Critique de Frunny (PARIS, Inscrit le 28 décembre 2009, 59 ans) - 14 août 2023

Mon Dieu ! Qu'est-t-il arrivé à Jean Rolin ?
Un roman complètement foutraque mais dans lequel vous retrouverez la pâte Rolin.
Un voyage en absurdie... dans les rues de Los Angeles.
Rolin dans la peau d'un agent secret dont la mission est de suivre à distance Britney Spears pour la protéger d'une tentative d'enlèvement diligentée par un groupuscule islamiste.
Un agent secret qui ne conduit pas, ce qui le contraint à devenir un expert dans la connaissance des transports en commun dans un pays où la voiture est reine.
Pour effectuer sa mission , il est épaulé par François-Ursule de Curson-Karageorges (amusez vous à réunir les initiales... ), chef suprême des paparazzis de Los Angeles.
Ne vous inquiétez pas, vous sillonnerez les artères cultes de LA ; Sunset plaza, Mulholland Drive, Melrose, Orlando, Santa Monica, Venice Beach.....
Planquer avec les paparazzis et/ou parcourir la presse people va lui permettre d'approcher un monde caractérisé par le néant, la vacuité, l'absence de sens. De séances de shopping en crises existentielles, vous approcherez Britney, Katy Perry, Kim Kardashian, génération de la téléréalité et de Victoria's Secret.
Rapidement, vous serez indifférent à ce qu'il pourra advenir de Britney mais vous régalerez des pérégrinations du narrateur au gré des quartiers traversés, des hôtels et motels visités, des bus utilisés.
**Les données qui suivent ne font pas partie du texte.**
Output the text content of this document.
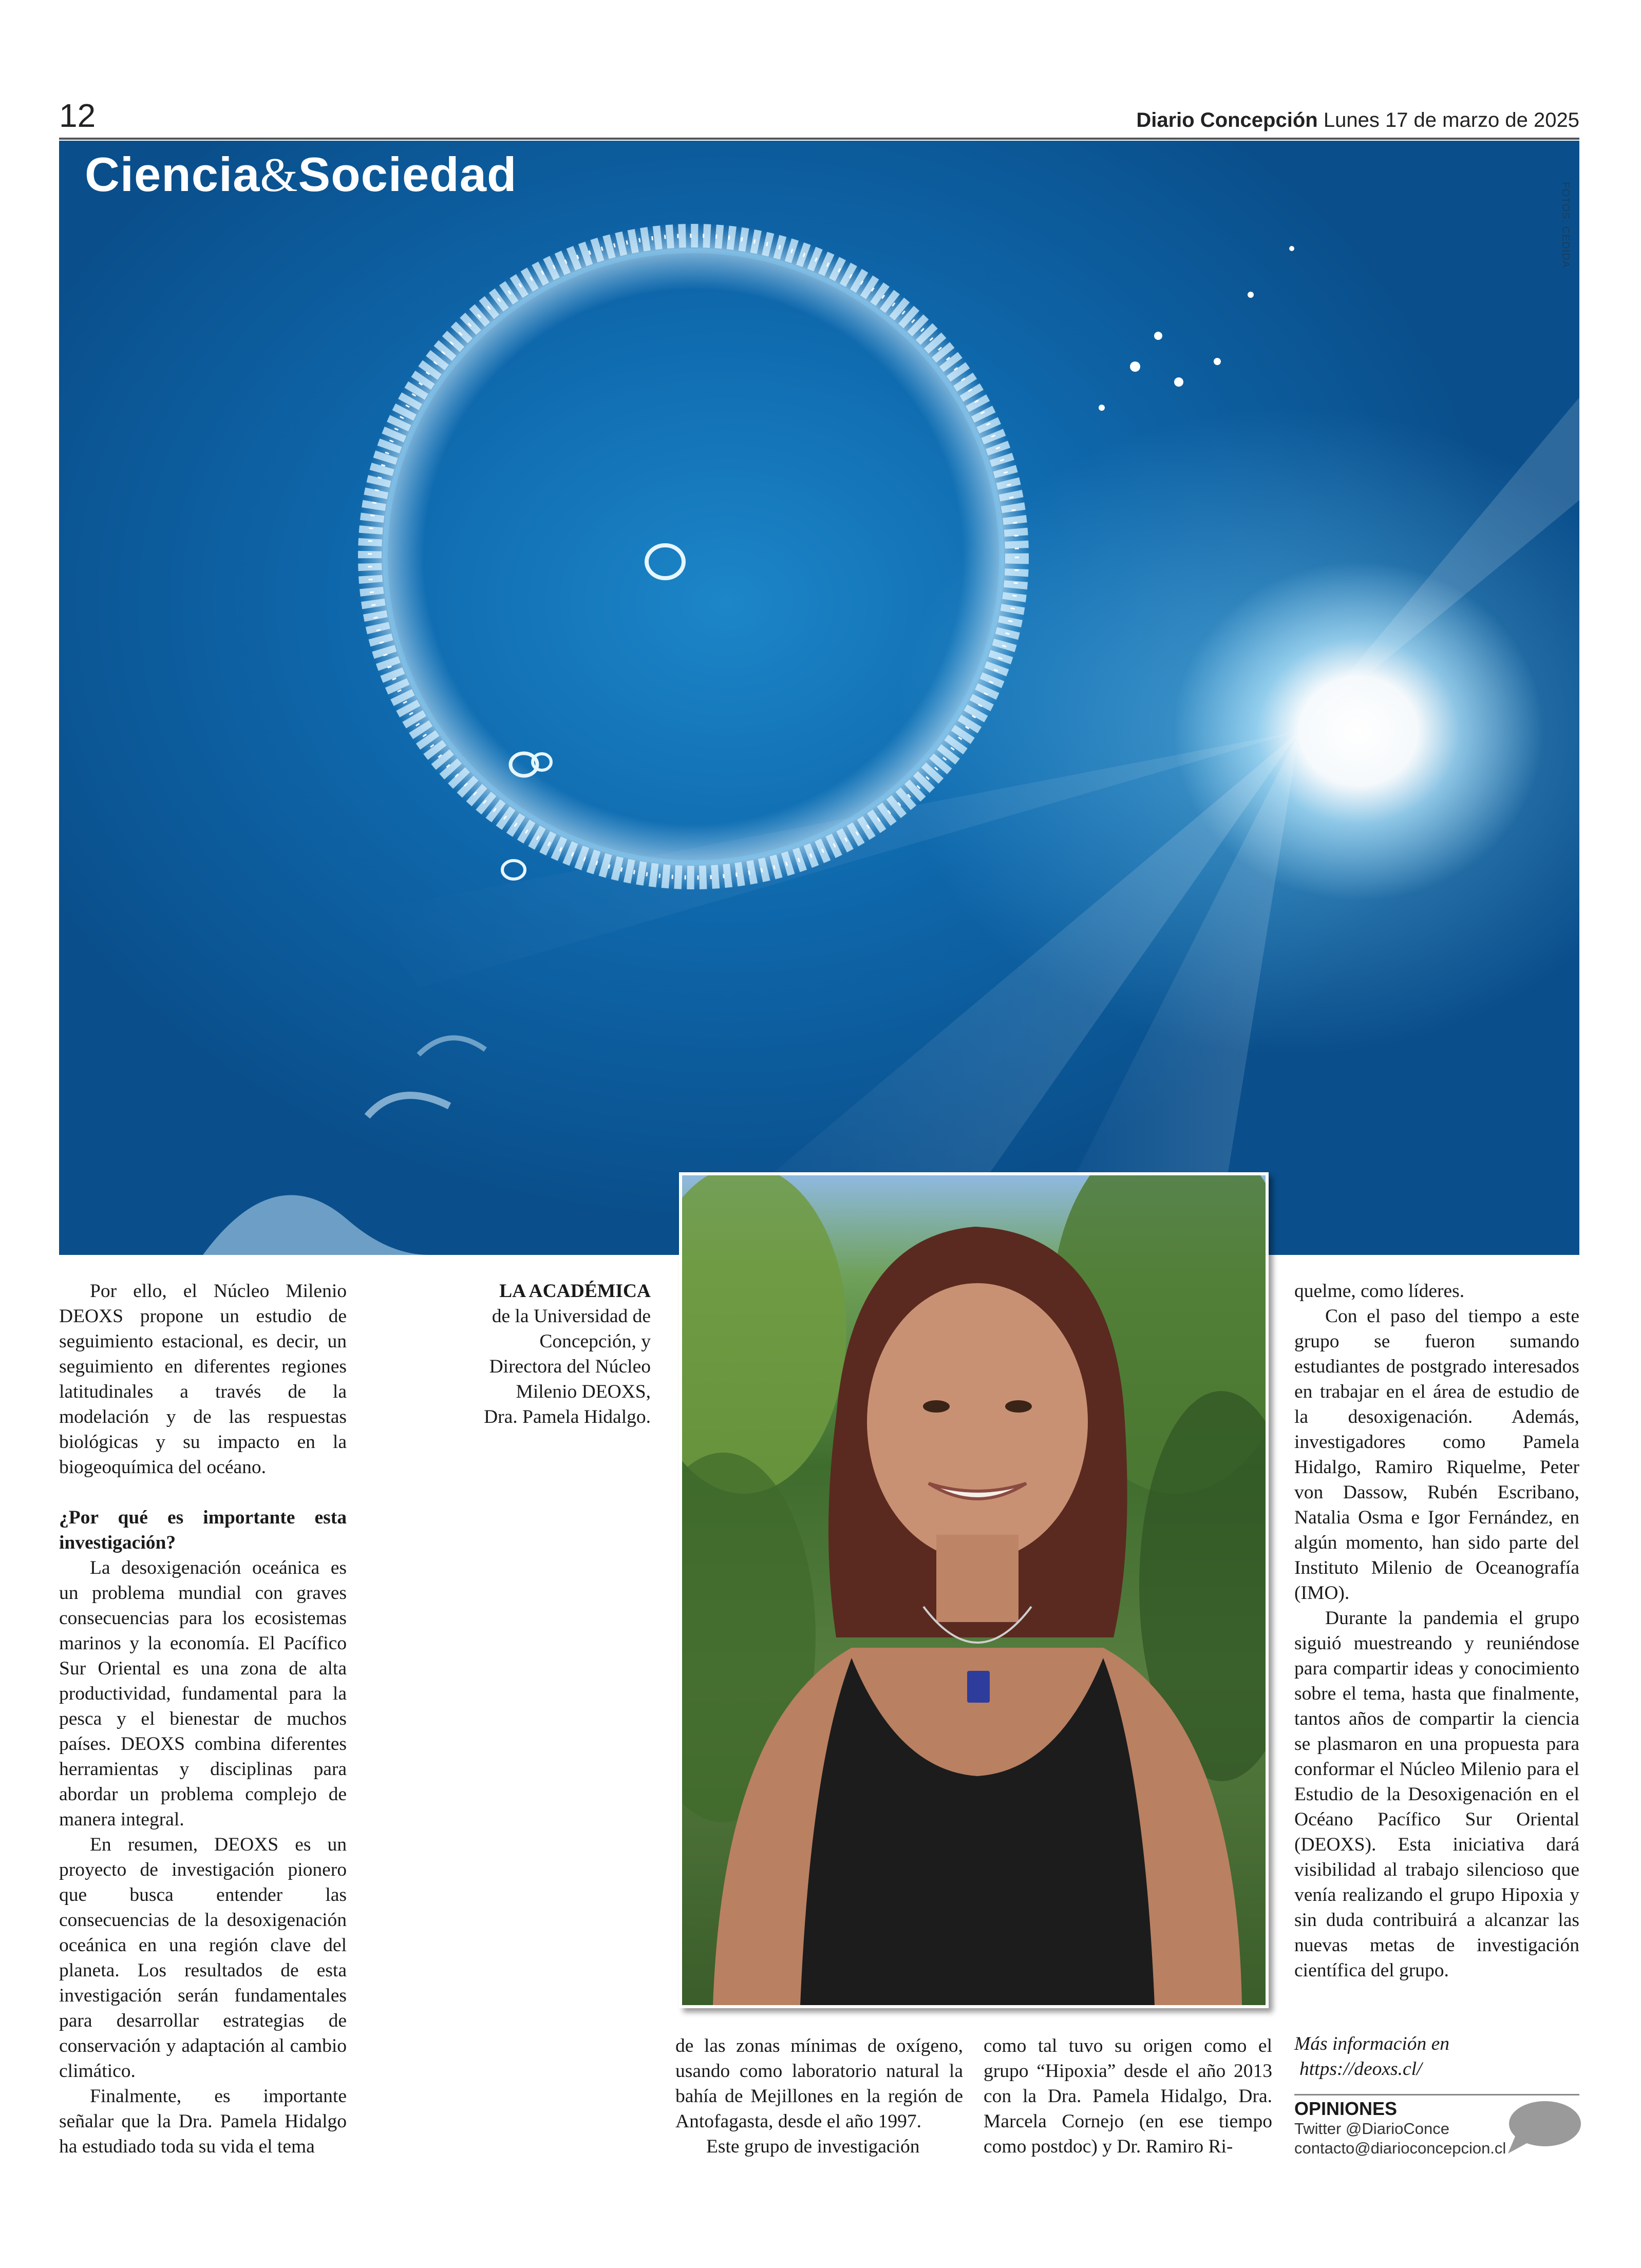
12	Diario Concepción Lunes 17 de marzo de 2025
Ciencia&Sociedad
FOTOS: CEDIDA

Por ello, el Núcleo Milenio DEOXS propone un estudio de seguimiento estacional, es decir, un seguimiento en diferentes regiones latitudinales a través de la modelación y de las respuestas biológicas y su impacto en la biogeoquímica del océano.

¿Por qué es importante esta investigación?

La desoxigenación oceánica es un problema mundial con graves consecuencias para los ecosistemas marinos y la economía. El Pacífico Sur Oriental es una zona de alta productividad, fundamental para la pesca y el bienestar de muchos países. DEOXS combina diferentes herramientas y disciplinas para abordar un problema complejo de manera integral.

En resumen, DEOXS es un proyecto de investigación pionero que busca entender las consecuencias de la desoxigenación oceánica en una región clave del planeta. Los resultados de esta investigación serán fundamentales para desarrollar estrategias de conservación y adaptación al cambio climático.

Finalmente, es importante señalar que la Dra. Pamela Hidalgo ha estudiado toda su vida el tema

LA ACADÉMICA de la Universidad de Concepción, y Directora del Núcleo Milenio DEOXS, Dra. Pamela Hidalgo.

de las zonas mínimas de oxígeno, usando como laboratorio natural la bahía de Mejillones en la región de Antofagasta, desde el año 1997.

Este grupo de investigación

como tal tuvo su origen como el grupo “Hipoxia” desde el año 2013 con la Dra. Pamela Hidalgo, Dra. Marcela Cornejo (en ese tiempo como postdoc) y Dr. Ramiro Ri-

quelme, como líderes.

Con el paso del tiempo a este grupo se fueron sumando estudiantes de postgrado interesados en trabajar en el área de estudio de la desoxigenación. Además, investigadores como Pamela Hidalgo, Ramiro Riquelme, Peter von Dassow, Rubén Escribano, Natalia Osma e Igor Fernández, en algún momento, han sido parte del Instituto Milenio de Oceanografía (IMO).

Durante la pandemia el grupo siguió muestreando y reuniéndose para compartir ideas y conocimiento sobre el tema, hasta que finalmente, tantos años de compartir la ciencia se plasmaron en una propuesta para conformar el Núcleo Milenio para el Estudio de la Desoxigenación en el Océano Pacífico Sur Oriental (DEOXS). Esta iniciativa dará visibilidad al trabajo silencioso que venía realizando el grupo Hipoxia y sin duda contribuirá a alcanzar las nuevas metas de investigación científica del grupo.

Más información en
https://deoxs.cl/
OPINIONES
Twitter @DiarioConce
contacto@diarioconcepcion.cl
Encore une fois, Rolin explore la géographie d'une région, d'une ville ( comme il le fait communément dans ses romans). Il s'agit cette fois ci d'une semi fiction ( bien évidemment, Rolin n'est pas un agent secret mais il a bel et bien visité pendant 2 mois Los Angeles sans voiture) .
Rolin entremêle 2 récits, son séjour à Los Angeles où le néant est au rendez vous et l'Histoire dramatique en marche au Tadjikistan (ex état de l'URSS, frontalier de la Chine et de l'Afghanistan)
Un livre que vous reposerez avec le sourire car l'ironie, le second degré, l'humour sont présents à chaque page.
Une lecture désarçonnante !

L'exotisme est partout..

8 étoiles

Critique de Paofaia (Moorea, Inscrite le 14 mai 2010, - ans) - 16 octobre 2013

C'est donc un roman, Jean Rolin écrit peu de fiction, dont le titre est bien sûr un clin d'oeil à Marguerite Duras.

Un roman,en ce sens qu'il y a une intrigue complètement rocambolesque , un agent secret étant chargé d'enquêter sur une éventuelle tentative d'enlèvement de Britney Spears par un groupuscule islamiste ..
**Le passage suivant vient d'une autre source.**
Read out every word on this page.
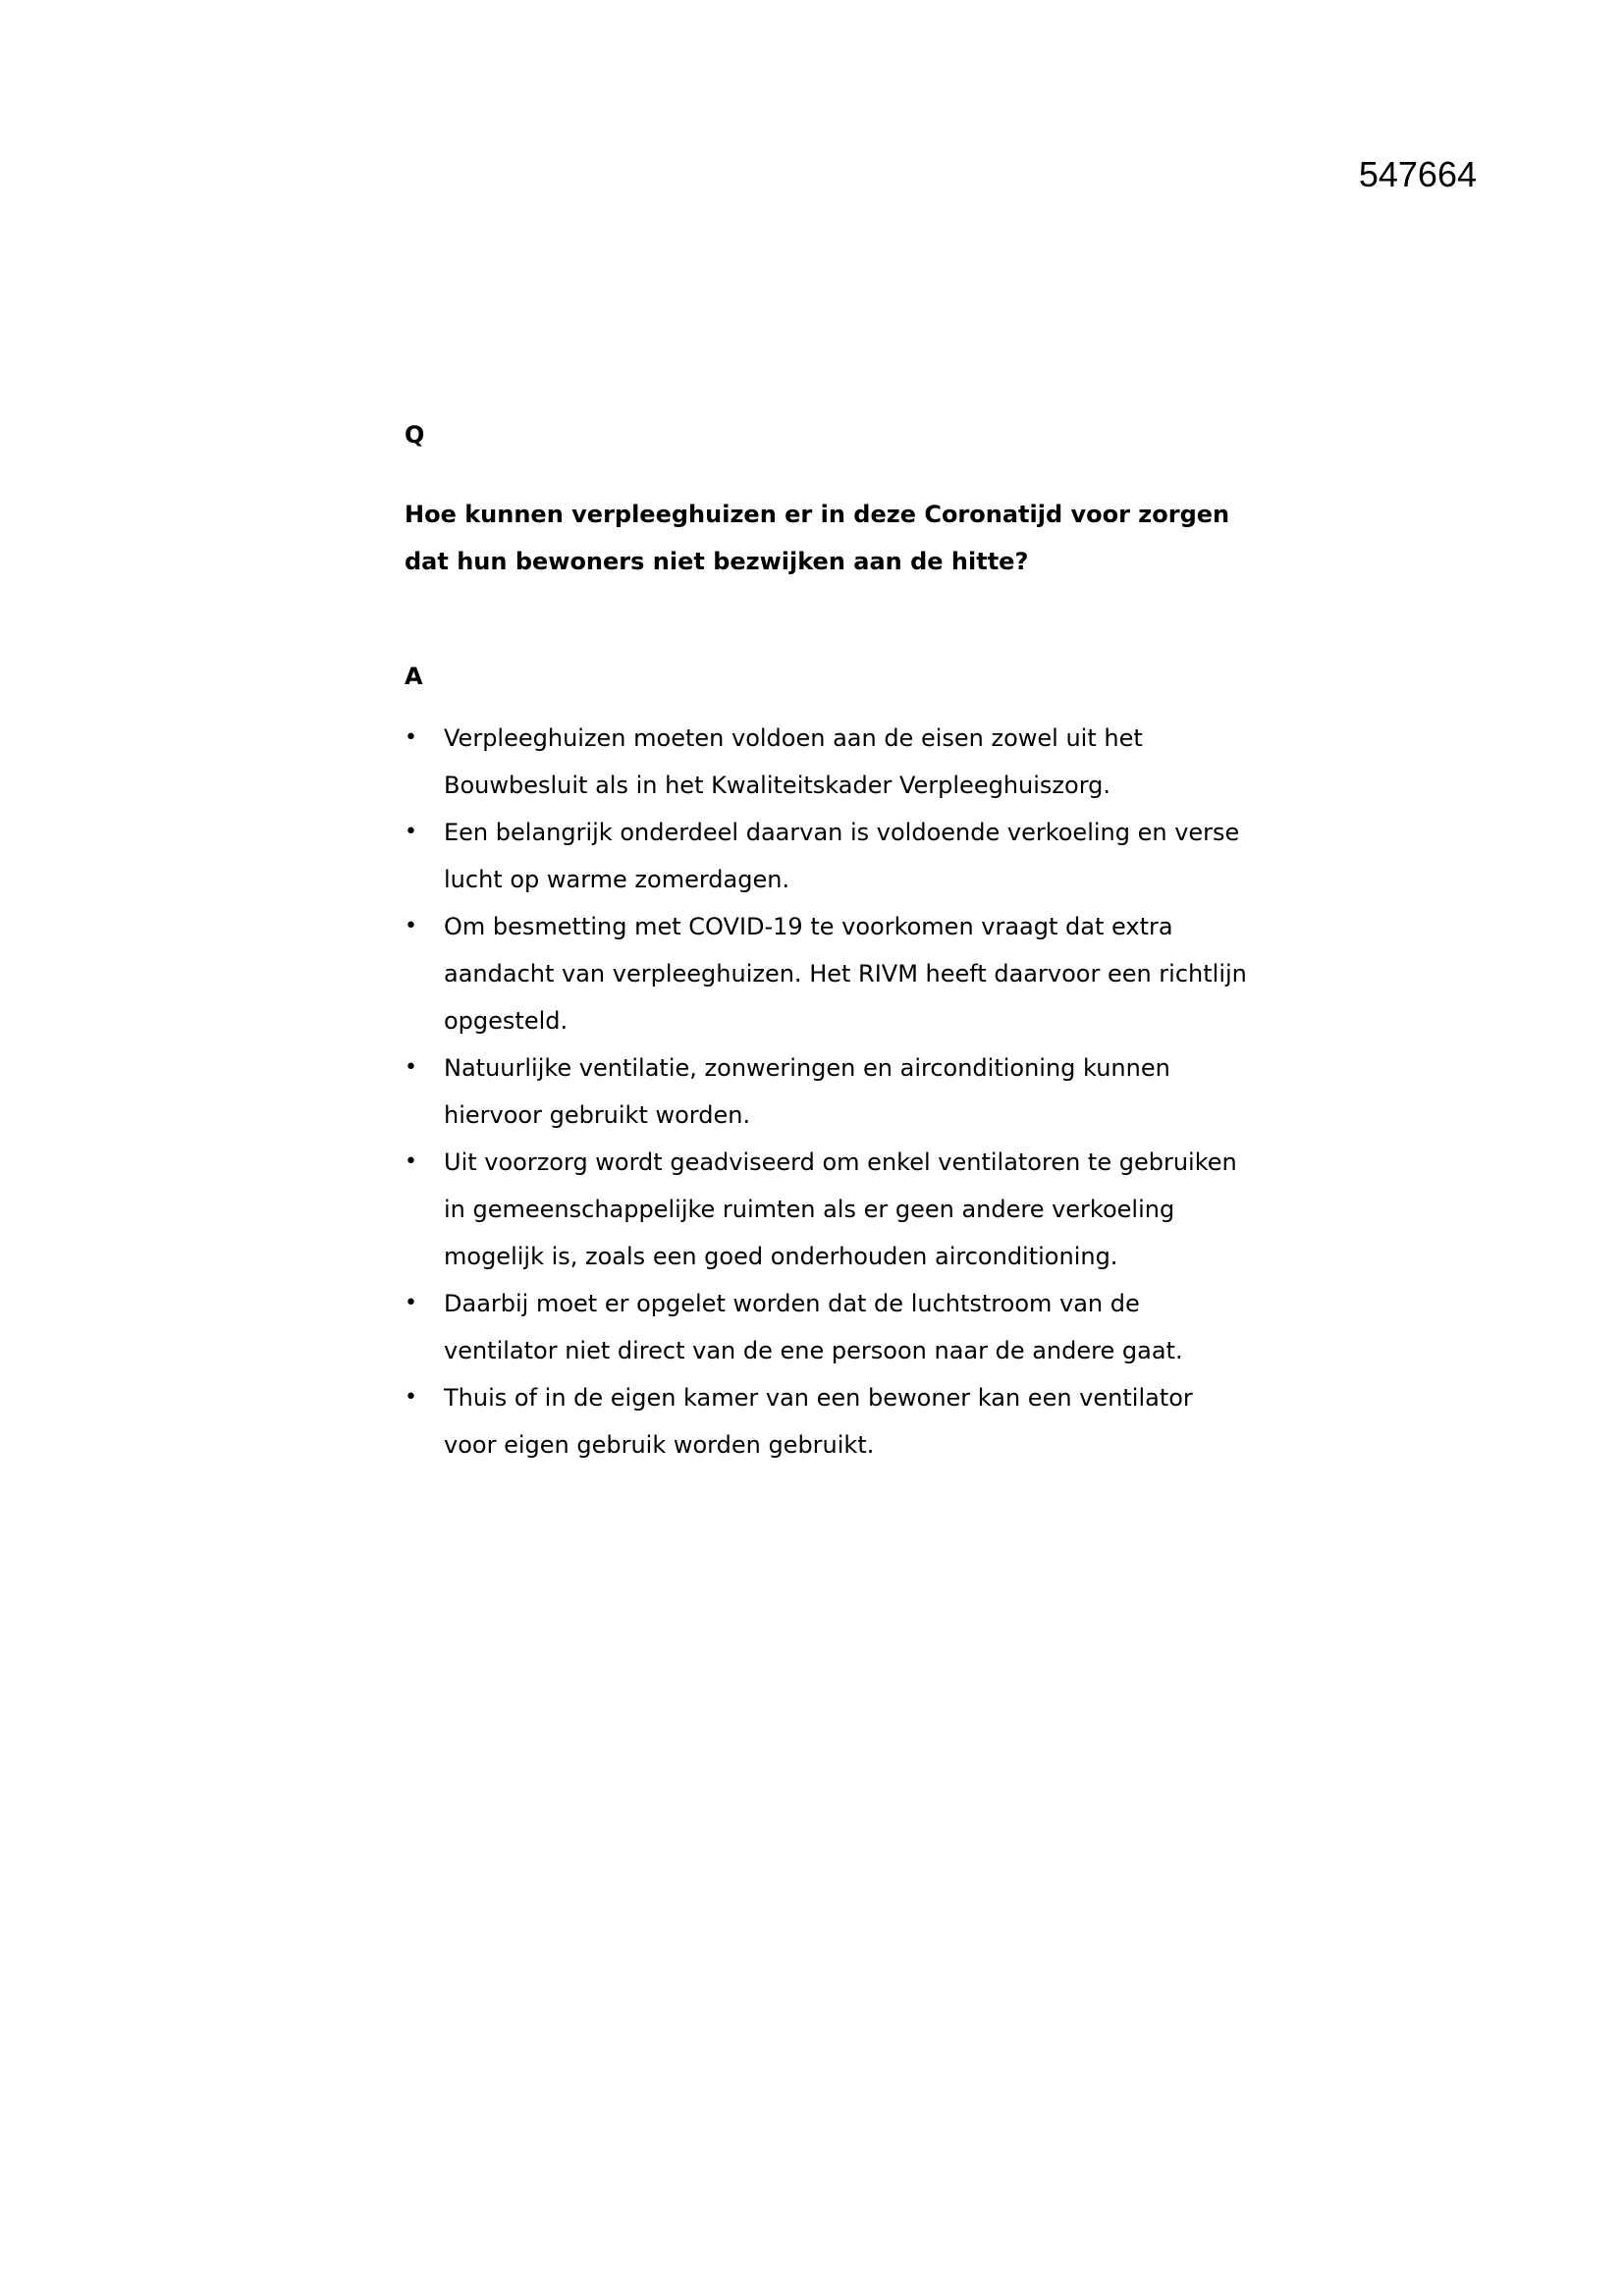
547664

Q

Hoe kunnen verpleeghuizen er in deze Coronatijd voor zorgen dat hun bewoners niet bezwijken aan de hitte?

A

• Verpleeghuizen moeten voldoen aan de eisen zowel uit het Bouwbesluit als in het Kwaliteitskader Verpleeghuiszorg.
• Een belangrijk onderdeel daarvan is voldoende verkoeling en verse lucht op warme zomerdagen.
• Om besmetting met COVID-19 te voorkomen vraagt dat extra aandacht van verpleeghuizen. Het RIVM heeft daarvoor een richtlijn opgesteld.
• Natuurlijke ventilatie, zonweringen en airconditioning kunnen hiervoor gebruikt worden.
• Uit voorzorg wordt geadviseerd om enkel ventilatoren te gebruiken in gemeenschappelijke ruimten als er geen andere verkoeling mogelijk is, zoals een goed onderhouden airconditioning.
• Daarbij moet er opgelet worden dat de luchtstroom van de ventilator niet direct van de ene persoon naar de andere gaat.
• Thuis of in de eigen kamer van een bewoner kan een ventilator voor eigen gebruik worden gebruikt.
"A quiconque mettrait en doute a priori la vraisemblance des menaces d'enlèvement ou d'assassinat pesant sur la chanteuse , j'objecterai qu'il n'est guère plus absurde - et plutôt plus facile- de s'en prendre à Britney Spears qu'aux tours du World Trade Center, et que la valeur symbolique de la première, aux yeux du public américain, est à peine moindre que celle des secondes."

Cet agent secret, on sait d'emblée que rien ne s'est passé comme il le voulait car dès le début on le découvre dans un coin paumé du Pamir, où sa mission suivante consiste à relever les numéros d'immatriculation des véhicules traversant la frontière vers la Chine. Travail passionnant également . Il cohabite au Pamir avec un ex agent du KGB , auquel il va raconter ses récentes aventures américaines .

Ca, c'est la part de fiction , mais , Jean Rolin s'en est donc expliqué, le reste est vrai et il a vécu tout ce qu'il raconte.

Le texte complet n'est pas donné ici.